Juventina Bahena
La humanidad, desde tiempos inmemoriales, se resiste a desaparecer de manera absoluta, irremediable y definitiva de la faz de la tierra y han creado dioses, religiones, mitos, en cuyas representaciones depositan ciertas expectativas de trascender su materia, su vulnerabilidad, su finitud, a través de la trasmigración de las almas o su “reubicación” en otros escenarios de paz y felicidad. Con esos constructos expresados en relatos se explican el origen del universo, la humanidad y la naturaleza, en el que se reserva, por supuesto, un lugar especial para la muerte, y el lugar de espera, castigo, purificación y redención.
En la cosmogonía de los mexicas el inframundo tuvo un lugar preponderante a donde las almas se dirigen para su descanso eterno. El origen mítico colmado de simbolismos de la representación de la muerte como la concebían los antiguos pobladores es un constructo religioso del Mictlán, el lugar al que las almas de los muertos se dirigen para su descanso eterno. El sincretismo religioso que tuvo lugar con la llegada de los españoles dio origen al Día de Muertos.
La manera de interpretar el mundo, la vida y la muerte, se tejió alrededor de la leyenda, de la odisea que significaba someterse a las pruebas con ingenio, habilidades y valentía, para pasar cada uno de los nueve niveles antes de arribar a la tierra prometida, a ese descanso final, con la plena certeza de haberse ganado a pulso un lugar en ese espacio de descanso eterno.
Hay un poco de similitud con la Divina Comedia de Dante Alighieri, guardadas las proporciones, quien hace un recorrido a través del más allá, en el que describe el infierno, los nueve círculos, los tormentos y los pecadores, creando un imaginario alrededor del Infierno con imágenes aterradoras, para describir un lugar de castigo, tortura y sufrimiento.
El Mictlán de los mexicas es diferente porque no es un lugar definitivo de castigo, tortura y sufrimiento, sino una travesía por zonas de batalla, aunque dignas de los dioses, más bien es una gesta heroica antes de coronarse con la redención y el descanso eterno. Esta leyenda no carece de belleza vuelta mito, hasta nuestros días, en que se ofrendan pan, viandas y flores de cempasúchil a quienes están en tránsito o han llegado al Mictlán, en el Día de Muertos.

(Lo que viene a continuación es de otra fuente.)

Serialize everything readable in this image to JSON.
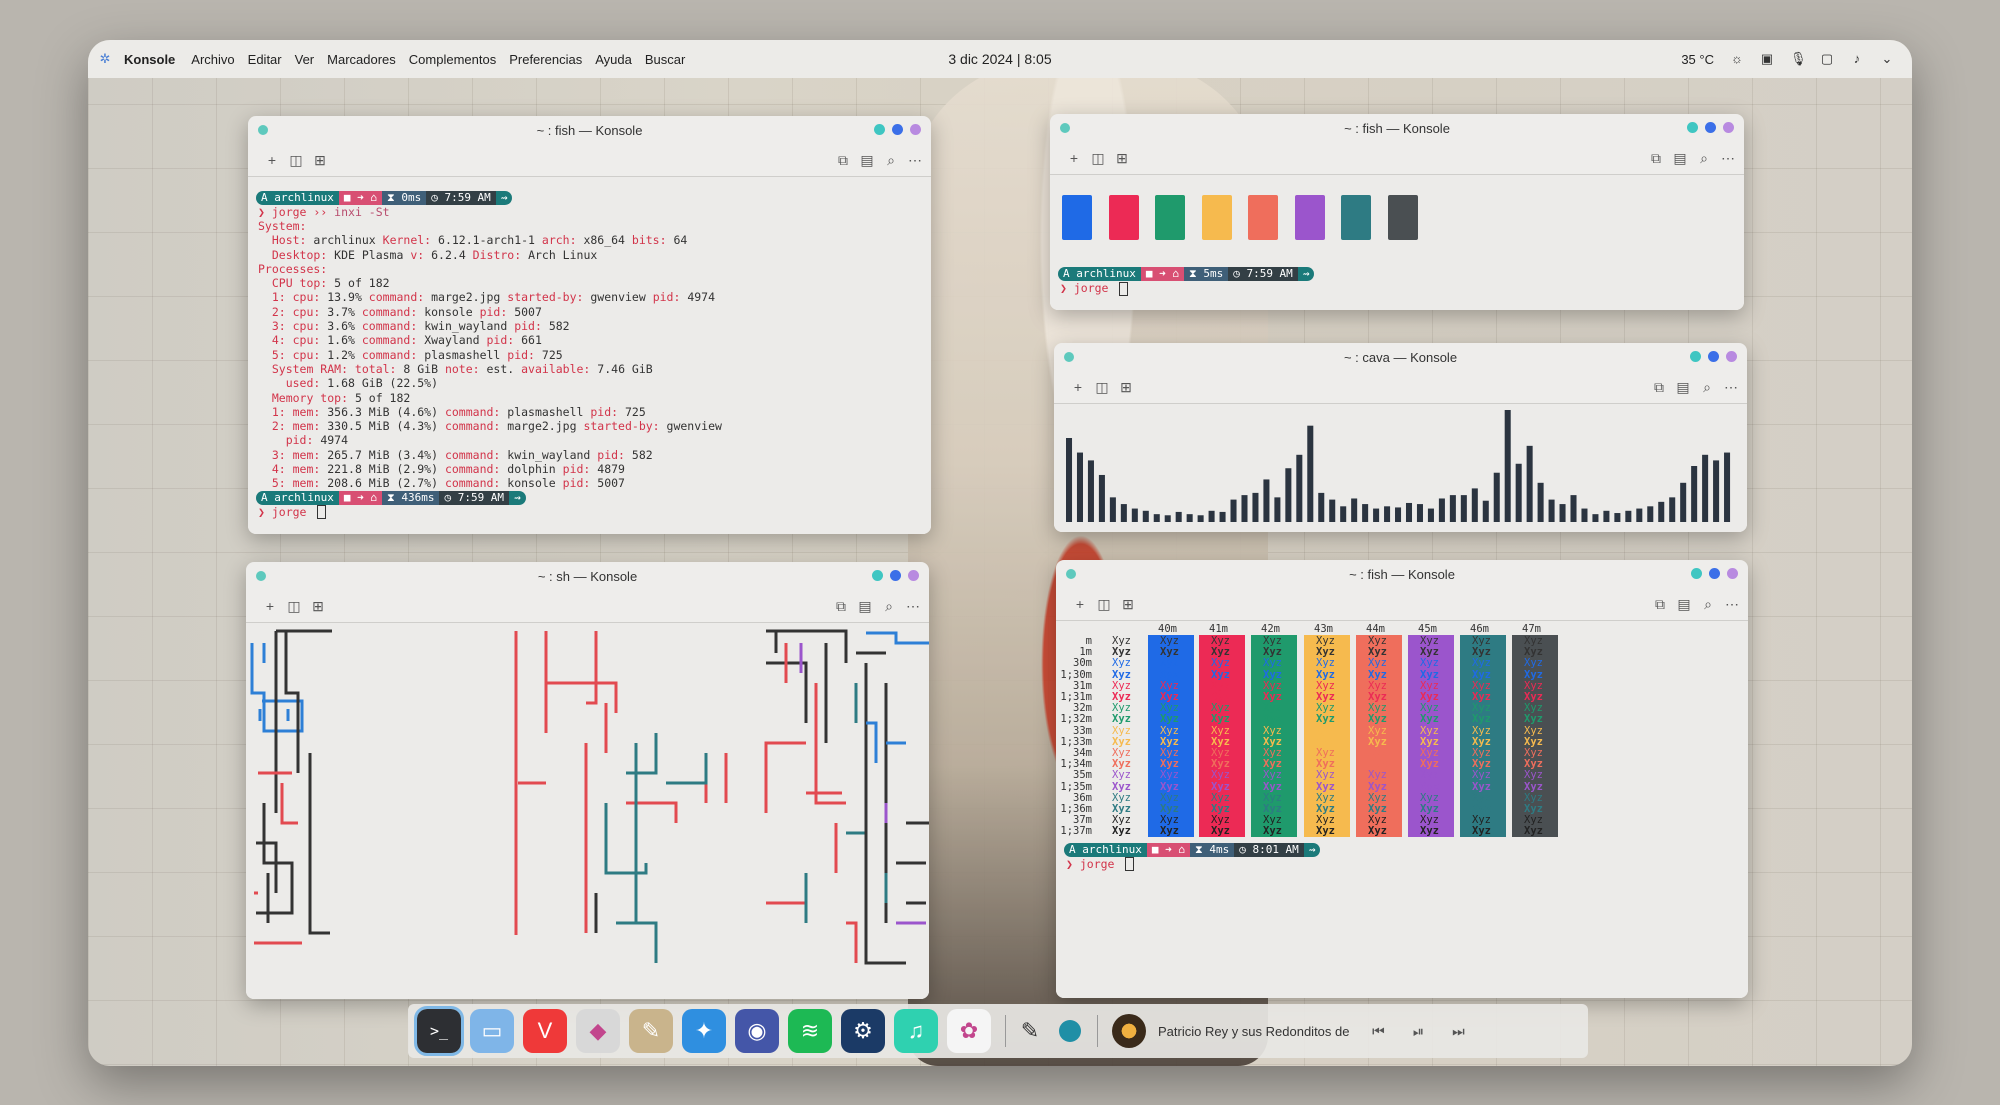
{
  "panel": {
    "app_name": "Konsole",
    "menu": [
      "Archivo",
      "Editar",
      "Ver",
      "Marcadores",
      "Complementos",
      "Preferencias",
      "Ayuda",
      "Buscar"
    ],
    "clock": "3 dic 2024 | 8:05",
    "temperature": "35 °C",
    "tray_icons": [
      "brightness-icon",
      "clipboard-icon",
      "microphone-icon",
      "display-icon",
      "volume-icon",
      "chevron-down-icon"
    ]
  },
  "colors": {
    "blue": "#1f6ae6",
    "red": "#ec2a55",
    "green": "#1f9a6c",
    "yellow": "#f6ba4e",
    "orange": "#ef6e5c",
    "purple": "#9b55cc",
    "teal": "#2e7b83",
    "dark": "#4a4f52",
    "prompt_teal": "#1b7a7a",
    "prompt_dark": "#333f45",
    "prompt_pink": "#d84f73",
    "prompt_blue": "#3f5f78"
  },
  "win1": {
    "title": "~ : fish — Konsole",
    "prompt1": {
      "host": "archlinux",
      "time": "0ms",
      "clock": "7:59 AM"
    },
    "user": "jorge",
    "command": "inxi -St",
    "lines": [
      [
        "System:",
        ""
      ],
      [
        "  Host: ",
        "archlinux ",
        "Kernel: ",
        "6.12.1-arch1-1 ",
        "arch: ",
        "x86_64 ",
        "bits: ",
        "64"
      ],
      [
        "  Desktop: ",
        "KDE Plasma ",
        "v: ",
        "6.2.4 ",
        "Distro: ",
        "Arch Linux"
      ],
      [
        "Processes:",
        ""
      ],
      [
        "  CPU top: ",
        "5 of 182"
      ],
      [
        "  1: cpu: ",
        "13.9% ",
        "command: ",
        "marge2.jpg ",
        "started-by: ",
        "gwenview ",
        "pid: ",
        "4974"
      ],
      [
        "  2: cpu: ",
        "3.7% ",
        "command: ",
        "konsole ",
        "pid: ",
        "5007"
      ],
      [
        "  3: cpu: ",
        "3.6% ",
        "command: ",
        "kwin_wayland ",
        "pid: ",
        "582"
      ],
      [
        "  4: cpu: ",
        "1.6% ",
        "command: ",
        "Xwayland ",
        "pid: ",
        "661"
      ],
      [
        "  5: cpu: ",
        "1.2% ",
        "command: ",
        "plasmashell ",
        "pid: ",
        "725"
      ],
      [
        "  System RAM: total: ",
        "8 GiB ",
        "note: ",
        "est. ",
        "available: ",
        "7.46 GiB"
      ],
      [
        "    used: ",
        "1.68 GiB (22.5%)"
      ],
      [
        "  Memory top: ",
        "5 of 182"
      ],
      [
        "  1: mem: ",
        "356.3 MiB (4.6%) ",
        "command: ",
        "plasmashell ",
        "pid: ",
        "725"
      ],
      [
        "  2: mem: ",
        "330.5 MiB (4.3%) ",
        "command: ",
        "marge2.jpg ",
        "started-by: ",
        "gwenview"
      ],
      [
        "    pid: ",
        "4974"
      ],
      [
        "  3: mem: ",
        "265.7 MiB (3.4%) ",
        "command: ",
        "kwin_wayland ",
        "pid: ",
        "582"
      ],
      [
        "  4: mem: ",
        "221.8 MiB (2.9%) ",
        "command: ",
        "dolphin ",
        "pid: ",
        "4879"
      ],
      [
        "  5: mem: ",
        "208.6 MiB (2.7%) ",
        "command: ",
        "konsole ",
        "pid: ",
        "5007"
      ]
    ],
    "prompt2": {
      "host": "archlinux",
      "time": "436ms",
      "clock": "7:59 AM"
    }
  },
  "win2": {
    "title": "~ : fish — Konsole",
    "prompt": {
      "host": "archlinux",
      "time": "5ms",
      "clock": "7:59 AM"
    },
    "user": "jorge"
  },
  "win3": {
    "title": "~ : cava — Konsole",
    "bars": [
      0.75,
      0.62,
      0.55,
      0.42,
      0.22,
      0.16,
      0.12,
      0.1,
      0.07,
      0.06,
      0.09,
      0.07,
      0.06,
      0.1,
      0.09,
      0.2,
      0.24,
      0.26,
      0.38,
      0.22,
      0.48,
      0.6,
      0.86,
      0.26,
      0.2,
      0.14,
      0.21,
      0.16,
      0.12,
      0.14,
      0.13,
      0.17,
      0.16,
      0.12,
      0.21,
      0.24,
      0.24,
      0.3,
      0.19,
      0.44,
      1.0,
      0.52,
      0.68,
      0.35,
      0.2,
      0.16,
      0.24,
      0.12,
      0.07,
      0.1,
      0.08,
      0.1,
      0.12,
      0.14,
      0.18,
      0.22,
      0.35,
      0.5,
      0.6,
      0.55,
      0.62
    ]
  },
  "win4": {
    "title": "~ : sh — Konsole"
  },
  "win5": {
    "title": "~ : fish — Konsole",
    "col_headers": [
      "40m",
      "41m",
      "42m",
      "43m",
      "44m",
      "45m",
      "46m",
      "47m"
    ],
    "row_labels": [
      "m",
      "1m",
      "30m",
      "1;30m",
      "31m",
      "1;31m",
      "32m",
      "1;32m",
      "33m",
      "1;33m",
      "34m",
      "1;34m",
      "35m",
      "1;35m",
      "36m",
      "1;36m",
      "37m",
      "1;37m"
    ],
    "cell_text": "Xyz",
    "prompt": {
      "host": "archlinux",
      "time": "4ms",
      "clock": "8:01 AM"
    },
    "user": "jorge"
  },
  "dock": {
    "apps": [
      {
        "name": "terminal-app-icon",
        "glyph": ">_",
        "bg": "#2d2f33"
      },
      {
        "name": "files-app-icon",
        "glyph": "▭",
        "bg": "#7fb5e8"
      },
      {
        "name": "vivaldi-app-icon",
        "glyph": "V",
        "bg": "#ef3939"
      },
      {
        "name": "inkscape-app-icon",
        "glyph": "◆",
        "bg": "#d8d8d8"
      },
      {
        "name": "gimp-app-icon",
        "glyph": "✎",
        "bg": "#c9b48c"
      },
      {
        "name": "kdeconnect-app-icon",
        "glyph": "✦",
        "bg": "#2f8fe0"
      },
      {
        "name": "vpn-app-icon",
        "glyph": "◉",
        "bg": "#4456a8"
      },
      {
        "name": "spotify-app-icon",
        "glyph": "≋",
        "bg": "#1db954"
      },
      {
        "name": "steam-app-icon",
        "glyph": "⚙",
        "bg": "#1b3a66"
      },
      {
        "name": "music-app-icon",
        "glyph": "♫",
        "bg": "#2fd1b0"
      },
      {
        "name": "photos-app-icon",
        "glyph": "✿",
        "bg": "#f5f5f5"
      }
    ],
    "media_title": "Patricio Rey y sus Redonditos de"
  }
}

En el altar de muertos, u ofrenda, se colocan pan, flores de cempasúchil, calaveritas de azúcar y chocolate, incienso, papel picado, retratos de los difuntos y platillos que disfrutaban en vida.
Los dioses dispusieron que se tenía que descender nueve niveles de manera vertical, enfrentando pruebas y obstáculos con habilidad, fuerza y todas aquellas virtudes de las que se puede echar mano, hasta llegar a las puertas del Mictlán, en donde son recibidos por el señor de la muerte Mictlantecuhtli y la diosa Mictlancihuatl.
Para los mexicas no existía la muerte definitiva, sino que debían transcurrir cuatro años para una transformación gradual. En las culturas prehispánicas se acostumbraba mantener cerca durante ese tiempo los cuerpos de los fallecidos hasta convertirse en huesos, signo de que han llegado a su destino.
La leyenda comienza cuando los dioses creadores Huitzilopochtli y Quetzalcóatl dieran vida a Mictlantecuhtli y Mictlancihuatl, señor y señora de la muerte. Ellos se encargan de recibir las almas de quienes alcanzan el Mictlán y deciden el destino de quienes fallecen, dependiendo de la manera en la que murieron.
Para llegar a él se pasa por nueve universos, dimensiones o niveles en descenso, las cuales presentan distintas pruebas para el alma de los fallecidos.
En algunas versiones, lo guerreros muertos en combate o capturados para el sacrificio iban a la Casa del Sol, lugar que también estaba destinado a las mujeres fallecidas durante el parto, ya que éste era considerado como un combate y, por lo tanto, las mujeres como guerreras.
Mientras que al Tlalocan iban los que tenían una muerte asociada al agua, por ejemplo, quienes fallecían de hidropesía (acumulación anormal de líquido en el organismo), ahogamiento o por un rayo. Era un sitio de verano infinito en el que las plantas estaban siempre verdes y en el Chichihualcuauhco había un árbol nodriza que amamantaba a los niños hasta que se les destinara a volver a nacer.